Akhirnya, dengan sedikit keberanian, Senja melangkah maju, diikuti oleh Eni yang memberi dorongan halus. “Halo,” sapa Senja, suaranya sedikit bergetar.

Langit membalas sapaannya dengan senyum yang lebih lebar. “Halo. Pemandangannya memang luar biasa, ya?” ucapnya, suaranya tenang dan hangat.

“Iya, saya baru pertama kali ke sini,” jawab Senja, merasakan suasana semakin akrab.

"Senja, nama yang indah. Aku Langit,” ucapnya sambil memperkenalkan diri.

“Senja dan Langit. Sepertinya ini pertanda baik,” Eni berkomentar dengan nada menggoda, membuat Senja sedikit malu.

“Benar juga,” sahut Langit, lalu menambahkan, “Jadi, kalian berdua sering ke sini?”

“Baru kali ini, Bu Eni yang mengajak,” jawab Senja, melirik ibunya yang tersenyum bangga.

“Bagus sekali, saya harap kalian bisa datang lagi. Senja di sini selalu mengagumkan,” Langit berkata, matanya bersinar dengan antusiasme.

Momen itu seolah menggantung di udara. Senja merasakan ketertarikan yang tulus dari Langit, sementara Eni tampak senang melihat interaksi mereka.

“Kalau begitu, kami pamit dulu. Terima kasih sudah mengobrol, Langit,” Eni mengatakan sambil menarik tangan Senja.

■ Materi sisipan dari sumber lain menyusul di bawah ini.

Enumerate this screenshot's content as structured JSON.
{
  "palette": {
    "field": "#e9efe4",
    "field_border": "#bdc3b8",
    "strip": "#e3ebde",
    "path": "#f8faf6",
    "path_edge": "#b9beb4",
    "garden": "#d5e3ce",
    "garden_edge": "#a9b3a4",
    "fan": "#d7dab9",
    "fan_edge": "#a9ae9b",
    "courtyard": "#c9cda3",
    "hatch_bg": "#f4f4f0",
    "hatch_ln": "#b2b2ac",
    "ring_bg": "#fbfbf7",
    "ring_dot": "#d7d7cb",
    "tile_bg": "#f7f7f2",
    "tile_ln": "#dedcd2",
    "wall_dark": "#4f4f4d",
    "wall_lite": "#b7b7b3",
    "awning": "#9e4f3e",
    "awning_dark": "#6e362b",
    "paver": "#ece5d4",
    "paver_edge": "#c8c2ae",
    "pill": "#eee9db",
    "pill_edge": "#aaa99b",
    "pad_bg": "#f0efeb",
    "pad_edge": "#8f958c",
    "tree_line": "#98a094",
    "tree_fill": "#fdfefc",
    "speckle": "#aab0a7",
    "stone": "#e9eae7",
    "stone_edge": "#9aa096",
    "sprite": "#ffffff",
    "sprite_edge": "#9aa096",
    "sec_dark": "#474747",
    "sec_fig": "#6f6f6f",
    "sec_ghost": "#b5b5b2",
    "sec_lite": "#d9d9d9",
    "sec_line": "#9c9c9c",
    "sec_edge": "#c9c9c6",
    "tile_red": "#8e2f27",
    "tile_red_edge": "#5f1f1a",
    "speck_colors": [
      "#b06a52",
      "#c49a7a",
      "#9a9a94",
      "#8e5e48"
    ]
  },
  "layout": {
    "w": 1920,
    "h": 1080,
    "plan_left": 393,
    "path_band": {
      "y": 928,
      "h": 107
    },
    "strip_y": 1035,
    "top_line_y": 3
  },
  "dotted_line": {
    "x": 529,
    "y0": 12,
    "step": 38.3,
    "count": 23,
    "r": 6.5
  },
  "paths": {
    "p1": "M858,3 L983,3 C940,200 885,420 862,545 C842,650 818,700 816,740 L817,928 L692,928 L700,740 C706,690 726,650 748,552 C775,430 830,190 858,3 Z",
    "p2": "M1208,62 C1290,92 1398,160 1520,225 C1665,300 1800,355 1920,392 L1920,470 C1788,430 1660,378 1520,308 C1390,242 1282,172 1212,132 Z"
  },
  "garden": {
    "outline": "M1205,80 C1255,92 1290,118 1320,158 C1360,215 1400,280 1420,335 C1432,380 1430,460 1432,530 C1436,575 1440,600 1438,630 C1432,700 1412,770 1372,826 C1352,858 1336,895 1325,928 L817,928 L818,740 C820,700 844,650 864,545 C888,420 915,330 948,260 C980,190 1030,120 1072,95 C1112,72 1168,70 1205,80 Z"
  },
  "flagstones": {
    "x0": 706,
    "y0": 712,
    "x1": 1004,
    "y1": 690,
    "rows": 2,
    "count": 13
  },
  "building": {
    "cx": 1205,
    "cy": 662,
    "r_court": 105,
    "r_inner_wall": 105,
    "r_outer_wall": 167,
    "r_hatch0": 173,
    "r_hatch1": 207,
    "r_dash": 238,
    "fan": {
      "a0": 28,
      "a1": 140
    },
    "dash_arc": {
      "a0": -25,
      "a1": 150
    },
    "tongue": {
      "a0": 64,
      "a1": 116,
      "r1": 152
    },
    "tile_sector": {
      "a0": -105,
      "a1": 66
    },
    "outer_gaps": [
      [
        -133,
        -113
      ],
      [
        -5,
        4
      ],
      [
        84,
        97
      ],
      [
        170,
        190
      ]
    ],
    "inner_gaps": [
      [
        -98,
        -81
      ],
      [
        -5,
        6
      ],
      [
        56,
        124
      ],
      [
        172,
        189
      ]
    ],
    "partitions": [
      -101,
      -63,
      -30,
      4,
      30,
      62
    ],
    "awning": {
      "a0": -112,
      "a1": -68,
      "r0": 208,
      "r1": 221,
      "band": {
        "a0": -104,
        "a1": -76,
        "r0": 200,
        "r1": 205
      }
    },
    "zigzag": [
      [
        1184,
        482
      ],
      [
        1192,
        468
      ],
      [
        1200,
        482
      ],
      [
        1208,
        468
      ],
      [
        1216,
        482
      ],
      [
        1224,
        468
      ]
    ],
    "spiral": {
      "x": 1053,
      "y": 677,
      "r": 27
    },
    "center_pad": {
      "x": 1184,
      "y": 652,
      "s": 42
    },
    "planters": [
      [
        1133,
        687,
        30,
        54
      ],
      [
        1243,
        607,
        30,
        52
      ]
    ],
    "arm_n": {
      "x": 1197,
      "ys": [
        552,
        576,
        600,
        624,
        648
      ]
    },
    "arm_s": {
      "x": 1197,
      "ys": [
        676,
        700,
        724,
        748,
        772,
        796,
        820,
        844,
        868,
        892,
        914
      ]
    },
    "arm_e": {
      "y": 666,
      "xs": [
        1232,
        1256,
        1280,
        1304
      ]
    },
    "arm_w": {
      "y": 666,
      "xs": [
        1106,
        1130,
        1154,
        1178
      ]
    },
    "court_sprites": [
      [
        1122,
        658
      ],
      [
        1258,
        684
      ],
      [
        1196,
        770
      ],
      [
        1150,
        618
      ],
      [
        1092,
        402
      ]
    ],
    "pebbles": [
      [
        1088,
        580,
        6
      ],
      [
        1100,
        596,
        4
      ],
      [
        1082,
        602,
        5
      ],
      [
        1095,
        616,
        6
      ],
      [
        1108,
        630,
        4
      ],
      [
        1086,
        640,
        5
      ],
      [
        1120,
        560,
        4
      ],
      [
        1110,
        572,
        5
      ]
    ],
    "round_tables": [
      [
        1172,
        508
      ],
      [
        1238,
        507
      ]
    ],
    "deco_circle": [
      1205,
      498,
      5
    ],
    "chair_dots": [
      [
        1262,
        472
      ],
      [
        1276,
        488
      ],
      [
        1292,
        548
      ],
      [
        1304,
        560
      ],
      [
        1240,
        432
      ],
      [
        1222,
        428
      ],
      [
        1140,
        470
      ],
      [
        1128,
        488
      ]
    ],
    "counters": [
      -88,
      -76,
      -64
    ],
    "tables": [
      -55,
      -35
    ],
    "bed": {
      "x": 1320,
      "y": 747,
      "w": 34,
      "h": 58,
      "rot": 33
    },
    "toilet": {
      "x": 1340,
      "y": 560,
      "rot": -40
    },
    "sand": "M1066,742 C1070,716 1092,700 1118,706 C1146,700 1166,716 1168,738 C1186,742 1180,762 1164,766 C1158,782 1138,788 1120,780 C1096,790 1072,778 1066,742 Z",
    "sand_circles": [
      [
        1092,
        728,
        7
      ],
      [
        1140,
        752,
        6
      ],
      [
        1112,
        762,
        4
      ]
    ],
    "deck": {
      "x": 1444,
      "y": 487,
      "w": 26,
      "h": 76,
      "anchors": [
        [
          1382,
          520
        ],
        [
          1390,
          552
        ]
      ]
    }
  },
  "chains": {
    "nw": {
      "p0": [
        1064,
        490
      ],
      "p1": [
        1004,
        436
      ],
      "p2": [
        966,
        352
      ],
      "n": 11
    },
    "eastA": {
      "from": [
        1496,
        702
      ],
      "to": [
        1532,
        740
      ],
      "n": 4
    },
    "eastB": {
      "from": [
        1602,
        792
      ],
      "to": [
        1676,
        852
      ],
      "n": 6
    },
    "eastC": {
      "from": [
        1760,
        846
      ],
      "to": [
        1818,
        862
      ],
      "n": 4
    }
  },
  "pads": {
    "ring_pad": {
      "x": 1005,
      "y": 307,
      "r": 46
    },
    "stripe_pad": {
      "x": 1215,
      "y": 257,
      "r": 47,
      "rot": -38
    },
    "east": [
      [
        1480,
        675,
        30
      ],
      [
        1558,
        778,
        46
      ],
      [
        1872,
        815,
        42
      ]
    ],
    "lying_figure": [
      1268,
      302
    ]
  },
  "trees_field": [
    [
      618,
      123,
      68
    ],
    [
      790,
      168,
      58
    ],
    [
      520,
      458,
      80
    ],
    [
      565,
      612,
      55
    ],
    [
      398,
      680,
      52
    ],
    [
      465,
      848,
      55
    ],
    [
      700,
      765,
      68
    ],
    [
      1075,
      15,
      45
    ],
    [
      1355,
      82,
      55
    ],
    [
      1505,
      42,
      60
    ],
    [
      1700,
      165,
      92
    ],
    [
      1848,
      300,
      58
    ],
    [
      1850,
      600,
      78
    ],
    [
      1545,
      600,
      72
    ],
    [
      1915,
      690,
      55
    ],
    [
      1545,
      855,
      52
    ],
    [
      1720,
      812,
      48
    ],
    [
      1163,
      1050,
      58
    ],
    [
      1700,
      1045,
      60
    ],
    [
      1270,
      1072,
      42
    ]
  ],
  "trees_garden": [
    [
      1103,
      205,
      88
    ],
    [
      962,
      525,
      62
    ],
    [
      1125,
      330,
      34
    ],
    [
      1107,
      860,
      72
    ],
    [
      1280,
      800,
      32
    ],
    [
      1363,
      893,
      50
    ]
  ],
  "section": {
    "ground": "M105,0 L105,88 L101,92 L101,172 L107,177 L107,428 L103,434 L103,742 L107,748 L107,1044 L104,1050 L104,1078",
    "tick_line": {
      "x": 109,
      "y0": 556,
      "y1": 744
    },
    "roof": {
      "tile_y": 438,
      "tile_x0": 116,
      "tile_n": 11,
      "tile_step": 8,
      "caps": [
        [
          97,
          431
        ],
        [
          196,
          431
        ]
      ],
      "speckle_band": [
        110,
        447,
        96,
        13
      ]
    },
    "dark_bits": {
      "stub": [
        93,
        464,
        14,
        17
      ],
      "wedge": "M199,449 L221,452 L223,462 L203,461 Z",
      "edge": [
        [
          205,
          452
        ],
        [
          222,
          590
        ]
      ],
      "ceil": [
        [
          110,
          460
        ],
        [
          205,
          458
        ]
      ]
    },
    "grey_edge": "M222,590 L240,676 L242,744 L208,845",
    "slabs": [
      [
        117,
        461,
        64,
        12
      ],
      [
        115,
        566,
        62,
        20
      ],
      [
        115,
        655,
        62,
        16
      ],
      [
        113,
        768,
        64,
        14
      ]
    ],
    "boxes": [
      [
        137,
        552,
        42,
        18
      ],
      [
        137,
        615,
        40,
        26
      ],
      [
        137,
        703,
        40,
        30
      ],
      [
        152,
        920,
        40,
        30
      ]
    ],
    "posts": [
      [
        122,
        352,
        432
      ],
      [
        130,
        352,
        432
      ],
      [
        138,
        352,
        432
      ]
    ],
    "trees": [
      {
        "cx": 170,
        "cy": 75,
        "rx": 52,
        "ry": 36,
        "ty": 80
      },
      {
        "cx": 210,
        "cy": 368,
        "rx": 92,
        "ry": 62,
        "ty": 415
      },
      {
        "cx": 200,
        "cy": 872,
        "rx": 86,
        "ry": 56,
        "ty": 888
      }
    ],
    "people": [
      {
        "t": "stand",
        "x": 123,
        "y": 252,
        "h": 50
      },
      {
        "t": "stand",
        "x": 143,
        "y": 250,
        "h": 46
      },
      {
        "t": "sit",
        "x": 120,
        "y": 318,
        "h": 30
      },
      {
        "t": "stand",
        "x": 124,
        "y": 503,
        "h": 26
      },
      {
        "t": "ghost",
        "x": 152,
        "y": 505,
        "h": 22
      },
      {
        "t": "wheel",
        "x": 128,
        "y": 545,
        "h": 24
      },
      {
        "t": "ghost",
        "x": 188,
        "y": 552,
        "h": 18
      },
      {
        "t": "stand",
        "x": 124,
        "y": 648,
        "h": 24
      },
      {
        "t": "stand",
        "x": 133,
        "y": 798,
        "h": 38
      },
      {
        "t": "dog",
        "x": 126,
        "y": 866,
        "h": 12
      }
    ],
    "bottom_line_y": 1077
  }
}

“Semoga bisa bertemu lagi, Senja,” Langit menyapa dengan hangat, membuat Senja merasa sedikit bersemangat dan tersipu.

Setelah meninggalkan Langit, Senja tidak bisa menahan senyum di wajahnya. “Bu, dia baik sekali, ya?”

Eni menatap Senja dengan mata penuh pengertian. “Tentu, Nak. Terkadang, pertemuan tak terduga bisa membawa banyak makna.”

Mereka melanjutkan perjalanan menuruni bukit, dengan hati yang ringan, berbagi tawa dan cerita, sementara senja semakin indah di belakang mereka. Senja berbalik arah dan menatap Langit dengan penuh harap, "Aku boleh minta nomer kamu" ucap Senja dengan malu-malu

Langit menatap Senja keheranan lalu berkata, "Boleh saja, Senja" Langit kemudian memberikan nomer nya ia chatingan setiap hari.